Novo modelo de universidade – Se tem legislação que impede, temos que tensionar para mudar a legislação/lei específica. (João Pedro).
(Brizola): Conselho bipartite de gestão.
(Liseu) acesso – vagas de acordo com o estrato da população. Quanto mais próximo da fronteira, mais forte.
Focos ou áreas: ciências humanas. Professores para o meio rural. Ambiental e territorial. Todos os cursos devem ter formação básica em ciências humanas, mov. sociais, filosofia, org. sociedade.
Medicina alternativa, medicina social.
No documento: crítica à universidade existente e ao modelo de desenvolvimento para o país.
Diretrizes
Prioridade para as populações pobres e excluídas – inclusão social -
Princípios pedagógicos: ensino, pesquisa, extensão, empoderamento social dos pobres e excluídos.
Reprodução e produção e socialização do conhecimento e de empoderamento social.
Áreas: cultura, arte, música, ambiental, urbana, saneamento, educação, saúde, economia social e solidária, ciências humanas, turismo, tecnologias, sistemas locais de produção. (Marlene)
Universidade pública federal popular, e isso demarca a universidade – Movimentos. (Elemar Cezimbra)
Alternativa que seja diferente.
Gestão com participação dos movimentos populares.(Everson – Estudantes)
Discussão do acesso à universidade para além do vestibular – como com essa legislação? (Dirceu Dresch)
Universidade constituída a partir da concepção do desenvolvimento regional. Cursos que atendam às necessidades do campo e da região e pensar o desenvolvimento e do campo. Tecnologias adequadas para a agricultura familiar. Concepção de desenvolvimento a partir dos movimentos sociais. (Severine)
Princípios da autonomia, democracia, acesso aos mais pobres – Conceito (Ivar Pavan)
Garantir a democracia universitária e o acesso diferenciado para agricultores familiares, camponeses, pobres da cidade e movimentos sociais. (Marcon)
(MST – Mulher) – Universidade focada na soberania alimentar e alternativas na saúde.

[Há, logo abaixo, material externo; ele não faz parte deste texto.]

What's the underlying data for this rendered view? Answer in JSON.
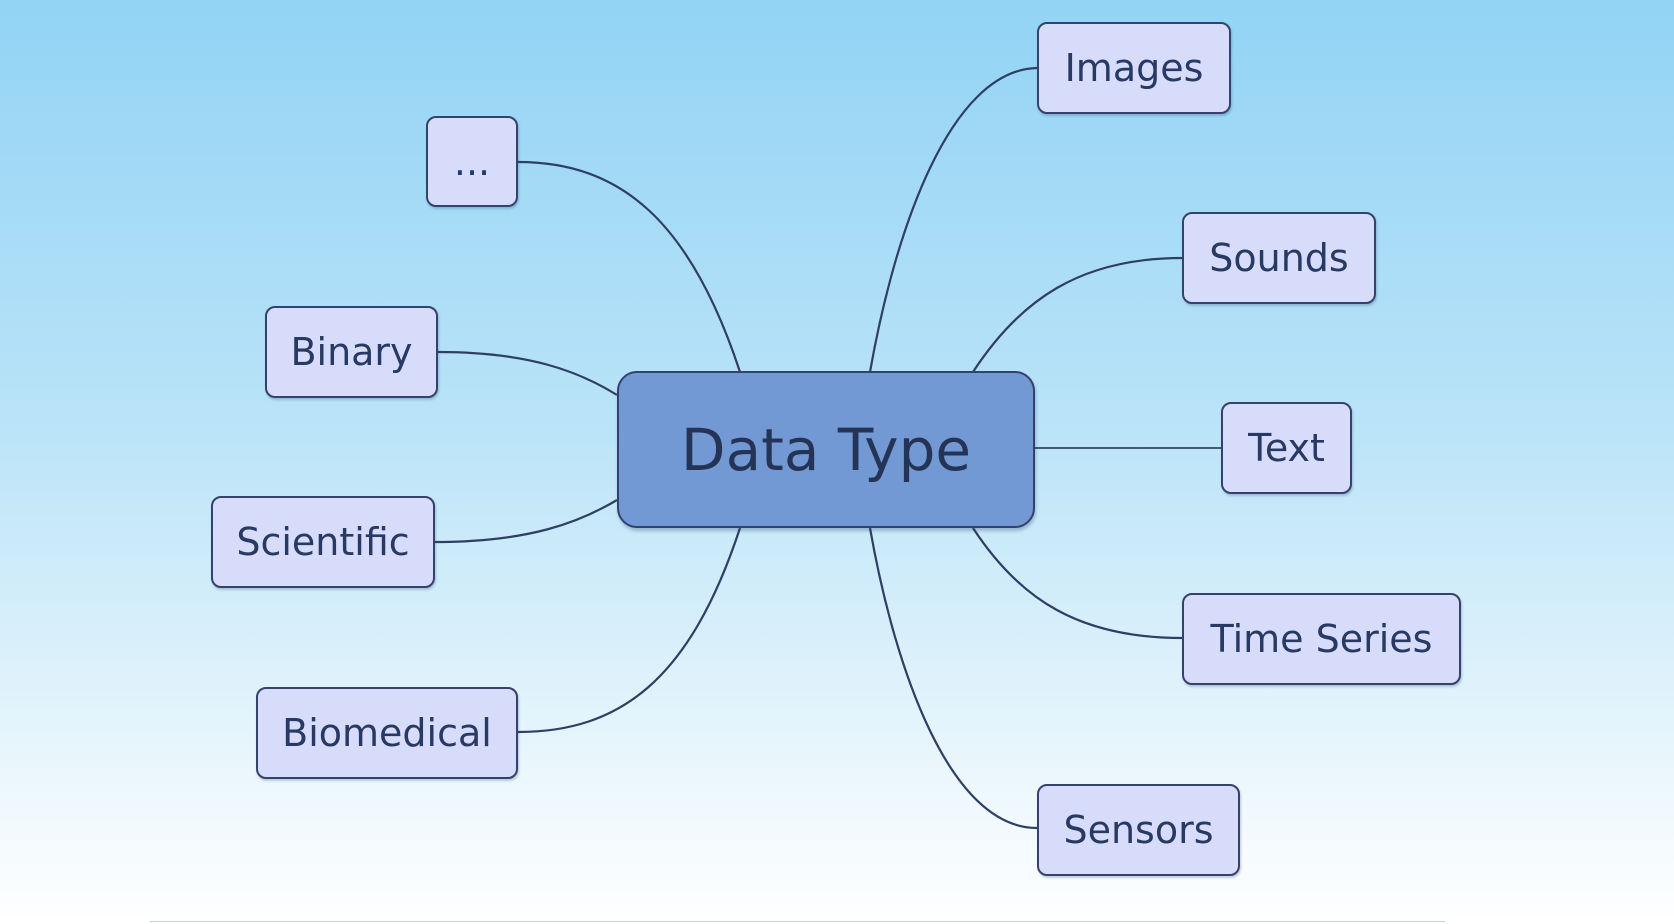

Acesso: a partir das indicações dos movimentos sociais e suas experiências educativas. Seleção: Via memorial e histórico de vida.
Retorno social de quem estuda em ensino público, após o processo de formação. (João Pedro)

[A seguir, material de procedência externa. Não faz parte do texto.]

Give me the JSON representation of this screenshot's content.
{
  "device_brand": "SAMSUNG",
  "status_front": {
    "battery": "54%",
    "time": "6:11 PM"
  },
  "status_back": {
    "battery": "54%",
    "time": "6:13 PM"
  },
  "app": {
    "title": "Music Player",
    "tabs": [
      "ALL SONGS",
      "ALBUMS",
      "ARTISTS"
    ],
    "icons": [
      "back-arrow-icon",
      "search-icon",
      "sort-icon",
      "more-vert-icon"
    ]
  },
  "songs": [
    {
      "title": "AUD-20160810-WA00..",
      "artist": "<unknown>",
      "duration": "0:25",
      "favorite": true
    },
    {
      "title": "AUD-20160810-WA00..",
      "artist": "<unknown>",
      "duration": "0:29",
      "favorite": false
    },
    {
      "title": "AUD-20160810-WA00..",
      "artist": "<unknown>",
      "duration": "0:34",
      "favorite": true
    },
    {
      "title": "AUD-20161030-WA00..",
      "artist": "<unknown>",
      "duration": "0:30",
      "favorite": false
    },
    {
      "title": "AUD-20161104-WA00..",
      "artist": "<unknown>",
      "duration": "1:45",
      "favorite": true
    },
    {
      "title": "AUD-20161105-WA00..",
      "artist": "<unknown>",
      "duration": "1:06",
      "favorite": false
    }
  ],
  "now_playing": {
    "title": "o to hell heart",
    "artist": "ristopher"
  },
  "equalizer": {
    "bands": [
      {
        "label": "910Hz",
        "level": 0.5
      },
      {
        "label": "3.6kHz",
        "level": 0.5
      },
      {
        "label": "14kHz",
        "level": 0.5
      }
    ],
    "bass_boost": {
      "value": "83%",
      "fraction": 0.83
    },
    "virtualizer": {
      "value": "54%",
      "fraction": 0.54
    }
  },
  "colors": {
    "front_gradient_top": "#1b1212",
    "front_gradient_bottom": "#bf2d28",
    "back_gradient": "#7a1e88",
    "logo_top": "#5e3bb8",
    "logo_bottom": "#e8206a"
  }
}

Não pode ser voltada somente para a agricultura, mas também para as populações pobres da cidade. (João Pedro)
(Adão Preto – Gab.) pensar proposta para Conselho Universitário.
(Rosane) Integração com outros países, que tem experiências populares. Formas alternativas para além da regular de acesso e participação dos alunos. Alternância.
(Anacleto) – Sistema de cotas deve ser discutido. Cursos voltados para os agricultores familiares e camponeses, trabalhadores urbanos. Mais importante: educação popular e universidade garantam inclusão social;
Não bastam só vários campi: é preciso diversificar os cursos.
(Zeca) Democrática, acesso para os mais diversos setores.
Movimento pró-universidade
Comitês Municipais.(Marlene)
Participação dos estudantes e suas organizações na coordenação política.
Construir universidade de fora para dentro.
Temos que centralizar, formar comitê, para ter um representante bem claro no processo de interlocução com o governo.(Marcon)
Ampliar o apoio político.(Marcon)
Instrumentos de mobilização
Seminários de debate (Marlene) Atos regionais.(Severine)
Ações
Mobilização em São Miguel das Missões (Marlene)
Construção de aliados no Congresso, onde vai ser aprovado o projeto.